Stutzman has a very strange backup argument: She insists that the court should create a new “narrow” rule that would let only “businesses, such as newspapers, publicists, speechwriters, photographers, and other artists, that create expression” discriminate against same-sex couples. But as an amicus brief filed by Americans United for Separation of Church and State points out, this rule “would create a ‘two-tiered system’ that carves out an enormous hole from public accommodations laws,” under which “a dime-store lunch counter would be required to serve interracial couples but an upscale bistro could turn them away.” Because this bifurcation of nondiscrimination law has no basis in free speech jurisprudence—and would undermine the very purpose of public accommodation statutes—the court properly rejected it.

Perhaps Stutzman’s least risible defense is her religious freedom claim. Stutzman alleges that Washington has violated her free exercise rights under the First Amendment by forcing her to violate her religious beliefs. Unfortunately for Stutzman, the Free Exercise Clause permits neutral laws of general applicability—even if they have the practical effect of burdening religious liberty. The Washington statute at issue here is obviously such a law. There is no evidence that it was designed to target Christians like Stutzman, and it applies broadly to all businesses. Stutzman sought a new exemption to this rule, permitting discrimination in public accommodations, but the court sensibly declined to create one.

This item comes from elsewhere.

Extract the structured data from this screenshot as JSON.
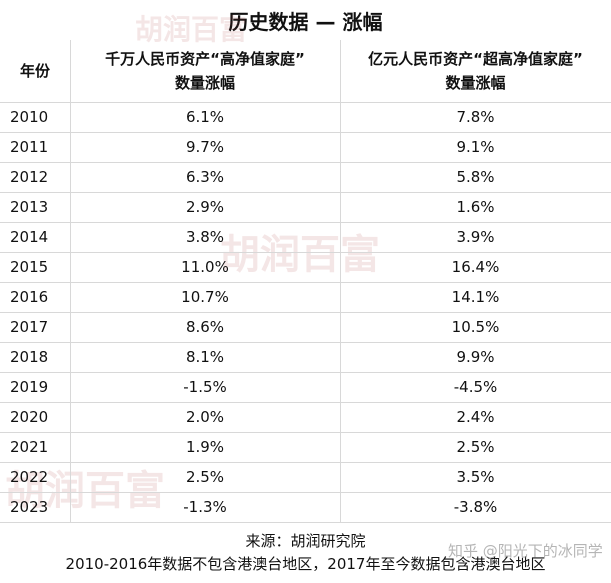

Finally, Stutzman asserted that she holds a right to discriminate under Washington’s own constitution, which arguably provides greater protections for religious liberty than the First Amendment. The court “emphatically” rejected this argument. Even if the court applied the strictest of scrutiny to Washington’s nondiscrimination law, it noted, Stutzman’s defense would still fail because the law is narrowly tailored to serve an overwhelmingly important public interest.

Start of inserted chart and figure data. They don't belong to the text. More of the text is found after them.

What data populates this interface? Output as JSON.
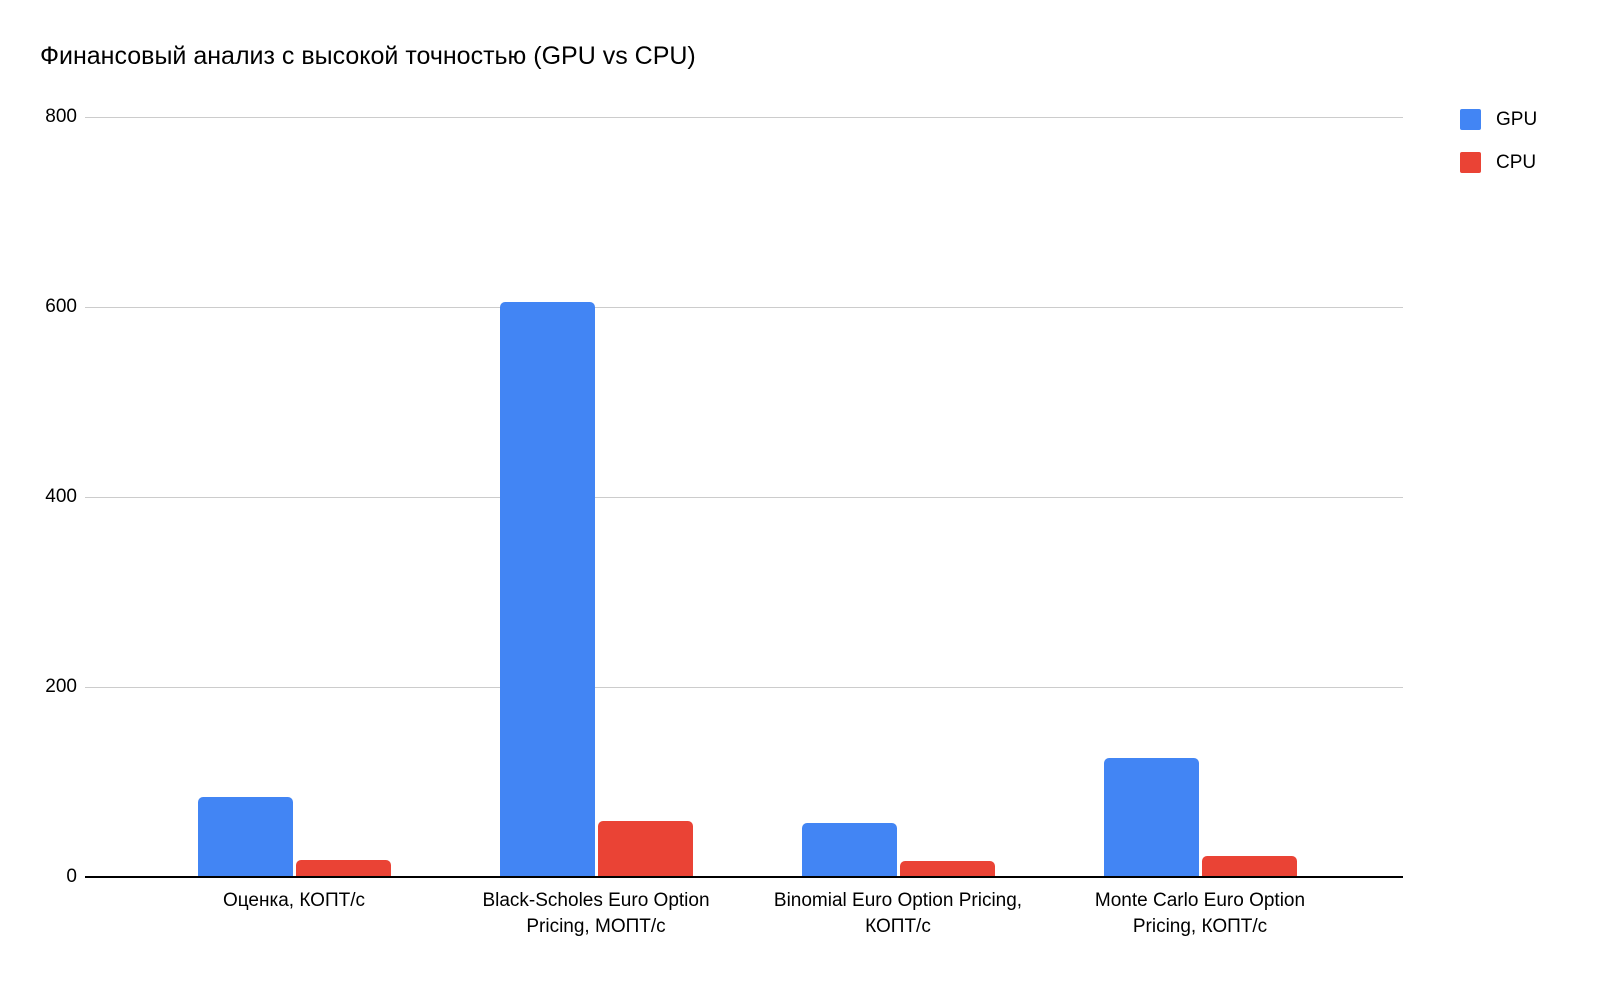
{
  "chart_data": {
    "type": "bar",
    "title": "Финансовый анализ с высокой точностью (GPU vs CPU)",
    "categories": [
      "Оценка, КОПТ/с",
      "Black-Scholes Euro Option Pricing, МОПТ/с",
      "Binomial Euro Option Pricing, КОПТ/с",
      "Monte Carlo Euro Option Pricing, КОПТ/с"
    ],
    "categories_wrapped": [
      [
        "Оценка, КОПТ/с"
      ],
      [
        "Black-Scholes Euro Option",
        "Pricing, МОПТ/с"
      ],
      [
        "Binomial Euro Option Pricing,",
        "КОПТ/с"
      ],
      [
        "Monte Carlo Euro Option",
        "Pricing, КОПТ/с"
      ]
    ],
    "series": [
      {
        "name": "GPU",
        "color": "#4285f4",
        "values": [
          84,
          605,
          57,
          125
        ]
      },
      {
        "name": "CPU",
        "color": "#ea4335",
        "values": [
          18,
          59,
          17,
          22
        ]
      }
    ],
    "xlabel": "",
    "ylabel": "",
    "ylim": [
      0,
      800
    ],
    "yticks": [
      0,
      200,
      400,
      600,
      800
    ],
    "grid": true,
    "legend": {
      "position": "top-right",
      "entries": [
        "GPU",
        "CPU"
      ]
    },
    "colors": {
      "gridline": "#cccccc",
      "axis": "#000000",
      "text": "#000000",
      "background": "#ffffff"
    }
  }
}
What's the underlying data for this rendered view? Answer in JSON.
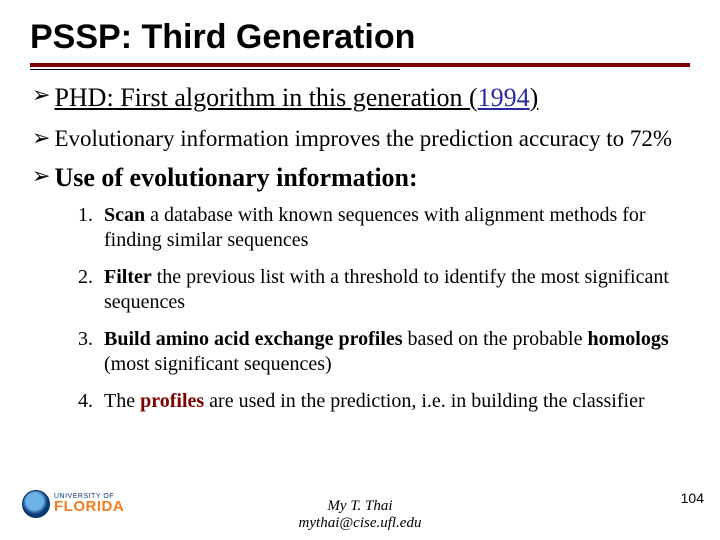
{
  "title": "PSSP: Third Generation",
  "bullets": {
    "b1_prefix": "PHD:",
    "b1_mid": " First algorithm in this generation (",
    "b1_year": "1994",
    "b1_suffix": ")",
    "b2": "Evolutionary information improves the prediction accuracy to 72%",
    "b3": "Use of evolutionary information:"
  },
  "steps": {
    "s1_num": "1.",
    "s1_a": "Scan",
    "s1_b": " a database with known sequences with alignment methods for finding similar sequences",
    "s2_num": "2.",
    "s2_a": "Filter",
    "s2_b": " the previous list with a threshold to identify the most significant sequences",
    "s3_num": "3.",
    "s3_a": "Build amino acid exchange profiles",
    "s3_b": " based on the probable ",
    "s3_c": "homologs",
    "s3_d": " (most significant sequences)",
    "s4_num": "4.",
    "s4_a": "The ",
    "s4_b": "profiles",
    "s4_c": "  are used in the prediction, i.e. in building the classifier"
  },
  "footer": {
    "name": "My T. Thai",
    "email": "mythai@cise.ufl.edu"
  },
  "logo": {
    "small": "UNIVERSITY OF",
    "big": "FLORIDA"
  },
  "page": "104",
  "arrow": "➢"
}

“As every other court to address the question has concluded,” the court held in the decision’s most incisive passage, “public accommodations laws do not simply guarantee access to goods or services. Instead, they serve a broader societal purpose: eradicating barriers to the equal treatment of all citizens in the commercial marketplace. Were we to carve out a patchwork of exceptions for ostensibly justified discrimination, that purpose would be fatally undermined.”

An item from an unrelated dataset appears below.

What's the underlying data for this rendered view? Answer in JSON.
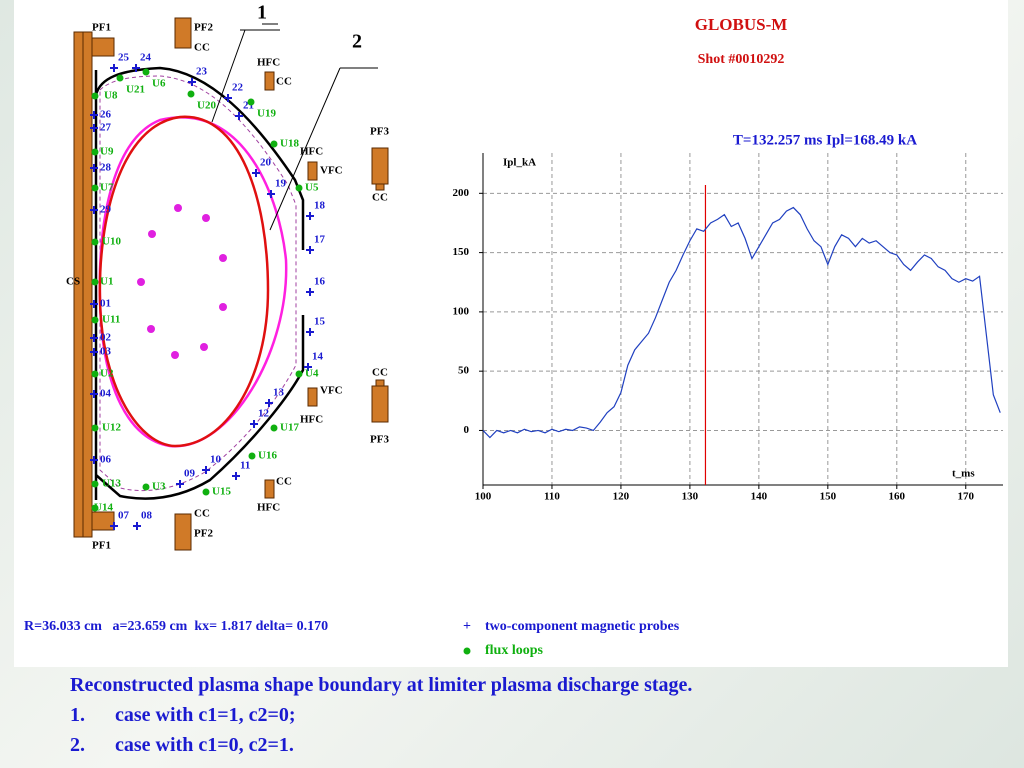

This decision is a remarkable victory for nondiscrimination law and a stinging rebuke of the sophistic reasoning concocted by anti-gay advocates to justify this form of discrimination. It functions as a sort of mini-treatise on the clash between religious liberty and minority rights, concluding that strong public accommodation law may constitutionally co-exist with religious freedom. Stutzman may be a very sympathetic defendant, but she is also a business owner who sells goods to make a profit. She wanted to hold herself above the law. And the Washington Supreme Court correctly refused to let her.